Differential Diagnosis
The differential diagnosis for CCAs depends largely on the imaging method. On studies without contrast, large space-occupying lesions in the region of the cavernous segment of the ICA or the cavernous sinus can include primary or metastatic neoplasms. Opacification on CTA in the region of the cavernous segment can also represent a carotid-cavernous fistula.
Treatment
Choice of Treatment and the Influence of Intracerebral Hematoma
Small unruptured CCAs are generally managed conservatively ( 2 in algorithm ). For patients with large or giant asymptomatic CCAs requiring treatment and for patients with symptomatic unruptured CCAs who have no contraindications to dual antiplatelet therapy, flow diversion should be considered as the first-line treatment ( 3, 6 in algorithm ). If dual antiplatelet therapy is contraindicated, a balloon test should be performed ( 7 in algorithm ). Surgical ligation or coiling should be considered if the test indicates tolerance for carotid artery occlusion ( 8 in algorithm ); bypass surgery should be considered for patients unable to tolerate the test occlusion ( 9 in algorithm ). Given that CCAs rarely present with intracranial or intracerebral hemorrhage/hematoma, this is seldom a consideration in the choice of treatment.
Conservative Management
Most asymptomatic unruptured CCAs are found incidentally during noninvasive imaging for other disorders.

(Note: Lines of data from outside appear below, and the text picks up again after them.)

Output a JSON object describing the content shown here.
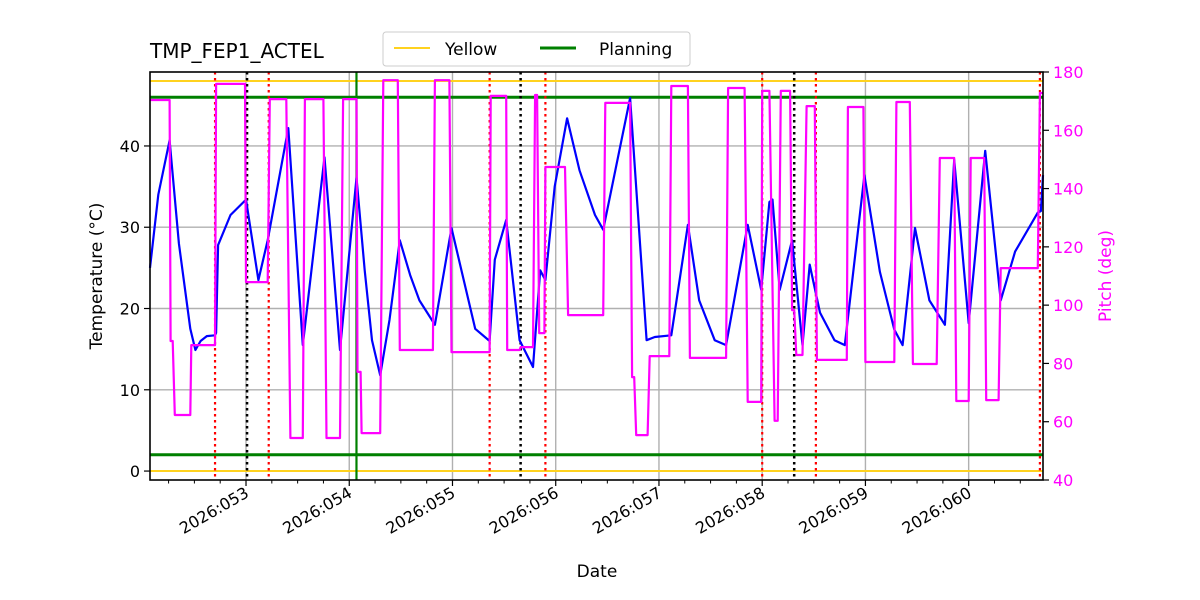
{
  "chart_data": {
    "type": "line",
    "title": "TMP_FEP1_ACTEL",
    "xlabel": "Date",
    "ylabel": "Temperature ($^\\circ$C)",
    "ylabel_display": "Temperature (°C)",
    "y2label": "Pitch (deg)",
    "xlim": [
      52.07,
      60.72
    ],
    "ylim": [
      -1.1,
      49.1
    ],
    "y2lim": [
      40,
      180
    ],
    "grid": true,
    "x_ticks": [
      53,
      54,
      55,
      56,
      57,
      58,
      59,
      60
    ],
    "x_tick_labels": [
      "2026:053",
      "2026:054",
      "2026:055",
      "2026:056",
      "2026:057",
      "2026:058",
      "2026:059",
      "2026:060"
    ],
    "y_ticks": [
      0,
      10,
      20,
      30,
      40
    ],
    "y_tick_labels": [
      "0",
      "10",
      "20",
      "30",
      "40"
    ],
    "y2_ticks": [
      40,
      60,
      80,
      100,
      120,
      140,
      160,
      180
    ],
    "y2_tick_labels": [
      "40",
      "60",
      "80",
      "100",
      "120",
      "140",
      "160",
      "180"
    ],
    "legend": {
      "placement": "top-center",
      "entries": [
        {
          "label": "Yellow",
          "color": "#ffd21f"
        },
        {
          "label": "Planning",
          "color": "#008000"
        }
      ]
    },
    "limit_lines": [
      {
        "kind": "Yellow",
        "value": 48,
        "color": "#ffd21f"
      },
      {
        "kind": "Yellow",
        "value": 0,
        "color": "#ffd21f"
      },
      {
        "kind": "Planning",
        "value": 46,
        "color": "#008000"
      },
      {
        "kind": "Planning",
        "value": 2,
        "color": "#008000"
      }
    ],
    "vlines": {
      "red_dotted": [
        52.7,
        53.22,
        55.36,
        55.9,
        58.0,
        58.52,
        60.69
      ],
      "black_dotted": [
        53.01,
        55.66,
        58.31
      ],
      "green_solid": [
        54.07
      ]
    },
    "colors": {
      "temperature": "#0000ff",
      "pitch": "#ff00ff",
      "red": "#ff0000",
      "black": "#000000",
      "grid": "#b0b0b0"
    },
    "series": [
      {
        "axis": "left",
        "color": "#0000ff",
        "points": [
          [
            52.07,
            25.0
          ],
          [
            52.15,
            34
          ],
          [
            52.26,
            40.7
          ],
          [
            52.35,
            28
          ],
          [
            52.46,
            17.5
          ],
          [
            52.51,
            14.9
          ],
          [
            52.56,
            16
          ],
          [
            52.62,
            16.6
          ],
          [
            52.7,
            16.7
          ],
          [
            52.71,
            17
          ],
          [
            52.73,
            27.8
          ],
          [
            52.85,
            31.5
          ],
          [
            53.0,
            33.4
          ],
          [
            53.12,
            23.5
          ],
          [
            53.21,
            28.4
          ],
          [
            53.41,
            42.2
          ],
          [
            53.55,
            15.5
          ],
          [
            53.76,
            38.6
          ],
          [
            53.91,
            14.9
          ],
          [
            54.07,
            36.1
          ],
          [
            54.15,
            24.7
          ],
          [
            54.22,
            16.1
          ],
          [
            54.3,
            11.8
          ],
          [
            54.39,
            18.6
          ],
          [
            54.49,
            28.4
          ],
          [
            54.59,
            24.1
          ],
          [
            54.68,
            21.0
          ],
          [
            54.8,
            18.6
          ],
          [
            54.83,
            18.0
          ],
          [
            54.99,
            29.9
          ],
          [
            55.09,
            24.5
          ],
          [
            55.22,
            17.5
          ],
          [
            55.36,
            16.0
          ],
          [
            55.41,
            26.0
          ],
          [
            55.52,
            30.9
          ],
          [
            55.65,
            16.1
          ],
          [
            55.78,
            12.8
          ],
          [
            55.85,
            24.7
          ],
          [
            55.9,
            23.5
          ],
          [
            55.99,
            35
          ],
          [
            56.11,
            43.4
          ],
          [
            56.23,
            37.0
          ],
          [
            56.38,
            31.5
          ],
          [
            56.46,
            29.7
          ],
          [
            56.72,
            45.9
          ],
          [
            56.88,
            16.1
          ],
          [
            56.96,
            16.5
          ],
          [
            57.12,
            16.7
          ],
          [
            57.28,
            30.3
          ],
          [
            57.39,
            21.0
          ],
          [
            57.54,
            16.1
          ],
          [
            57.65,
            15.5
          ],
          [
            57.86,
            30.3
          ],
          [
            57.99,
            22.3
          ],
          [
            58.07,
            33.1
          ],
          [
            58.1,
            33.4
          ],
          [
            58.17,
            22.3
          ],
          [
            58.29,
            28.4
          ],
          [
            58.39,
            15.5
          ],
          [
            58.46,
            25.4
          ],
          [
            58.56,
            19.5
          ],
          [
            58.7,
            16.1
          ],
          [
            58.8,
            15.5
          ],
          [
            58.99,
            36.4
          ],
          [
            59.14,
            24.5
          ],
          [
            59.28,
            17.4
          ],
          [
            59.36,
            15.5
          ],
          [
            59.48,
            29.9
          ],
          [
            59.62,
            21.0
          ],
          [
            59.77,
            18.0
          ],
          [
            59.86,
            38.3
          ],
          [
            60.0,
            18.2
          ],
          [
            60.16,
            39.4
          ],
          [
            60.31,
            21.0
          ],
          [
            60.45,
            27
          ],
          [
            60.67,
            31.8
          ],
          [
            60.7,
            32
          ],
          [
            60.72,
            36.4
          ]
        ]
      },
      {
        "axis": "right",
        "color": "#ff00ff",
        "points": [
          [
            52.07,
            170.4
          ],
          [
            52.26,
            170.4
          ],
          [
            52.27,
            87.7
          ],
          [
            52.29,
            87.7
          ],
          [
            52.31,
            62.3
          ],
          [
            52.46,
            62.3
          ],
          [
            52.47,
            86.3
          ],
          [
            52.7,
            86.3
          ],
          [
            52.71,
            175.9
          ],
          [
            52.99,
            175.9
          ],
          [
            53.0,
            107.9
          ],
          [
            53.21,
            107.9
          ],
          [
            53.23,
            170.7
          ],
          [
            53.39,
            170.7
          ],
          [
            53.43,
            54.4
          ],
          [
            53.55,
            54.4
          ],
          [
            53.57,
            170.7
          ],
          [
            53.75,
            170.7
          ],
          [
            53.78,
            54.4
          ],
          [
            53.91,
            54.4
          ],
          [
            53.94,
            170.7
          ],
          [
            54.07,
            170.7
          ],
          [
            54.08,
            77.1
          ],
          [
            54.11,
            77.1
          ],
          [
            54.12,
            56.1
          ],
          [
            54.3,
            56.1
          ],
          [
            54.33,
            177.2
          ],
          [
            54.47,
            177.2
          ],
          [
            54.49,
            84.6
          ],
          [
            54.81,
            84.6
          ],
          [
            54.83,
            177.2
          ],
          [
            54.97,
            177.2
          ],
          [
            54.99,
            83.9
          ],
          [
            55.36,
            83.9
          ],
          [
            55.37,
            171.8
          ],
          [
            55.52,
            171.8
          ],
          [
            55.53,
            84.6
          ],
          [
            55.65,
            84.6
          ],
          [
            55.66,
            85.6
          ],
          [
            55.78,
            85.6
          ],
          [
            55.8,
            172.1
          ],
          [
            55.82,
            172.1
          ],
          [
            55.84,
            90.4
          ],
          [
            55.89,
            90.4
          ],
          [
            55.9,
            147.4
          ],
          [
            56.09,
            147.4
          ],
          [
            56.12,
            96.6
          ],
          [
            56.46,
            96.6
          ],
          [
            56.48,
            169.4
          ],
          [
            56.72,
            169.4
          ],
          [
            56.74,
            75.3
          ],
          [
            56.76,
            75.3
          ],
          [
            56.78,
            55.4
          ],
          [
            56.89,
            55.4
          ],
          [
            56.91,
            82.5
          ],
          [
            57.1,
            82.5
          ],
          [
            57.12,
            175.2
          ],
          [
            57.28,
            175.2
          ],
          [
            57.3,
            81.9
          ],
          [
            57.65,
            81.9
          ],
          [
            57.67,
            174.5
          ],
          [
            57.83,
            174.5
          ],
          [
            57.86,
            66.8
          ],
          [
            57.99,
            66.8
          ],
          [
            58.0,
            173.5
          ],
          [
            58.07,
            173.5
          ],
          [
            58.12,
            60.3
          ],
          [
            58.15,
            60.3
          ],
          [
            58.18,
            173.5
          ],
          [
            58.27,
            173.5
          ],
          [
            58.29,
            98.3
          ],
          [
            58.31,
            98.3
          ],
          [
            58.33,
            82.9
          ],
          [
            58.39,
            82.9
          ],
          [
            58.43,
            168.3
          ],
          [
            58.51,
            168.3
          ],
          [
            58.53,
            81.2
          ],
          [
            58.82,
            81.2
          ],
          [
            58.83,
            168.0
          ],
          [
            58.98,
            168.0
          ],
          [
            59.0,
            80.5
          ],
          [
            59.28,
            80.5
          ],
          [
            59.3,
            169.7
          ],
          [
            59.43,
            169.7
          ],
          [
            59.46,
            79.8
          ],
          [
            59.69,
            79.8
          ],
          [
            59.72,
            150.5
          ],
          [
            59.86,
            150.5
          ],
          [
            59.88,
            67.1
          ],
          [
            60.0,
            67.1
          ],
          [
            60.02,
            150.5
          ],
          [
            60.15,
            150.5
          ],
          [
            60.17,
            67.4
          ],
          [
            60.29,
            67.4
          ],
          [
            60.31,
            112.7
          ],
          [
            60.67,
            112.7
          ],
          [
            60.69,
            172.8
          ],
          [
            60.72,
            172.8
          ]
        ]
      }
    ]
  }
}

Decisions on management must take into account the natural history and etiology of the aneurysm, patient age and smoking history, and risk to the patient. Because of their low risk of rupture, asymptomatic aneurysms smaller than 13 mm are managed conservatively with periodic follow-up imaging, most commonly angiography and MRI, to monitor growth ( 2 in algorithm ). Asymptomatic CCAs 13 mm or larger may be kept under observation or flow diversion may be considered ( 3 in algorithm ).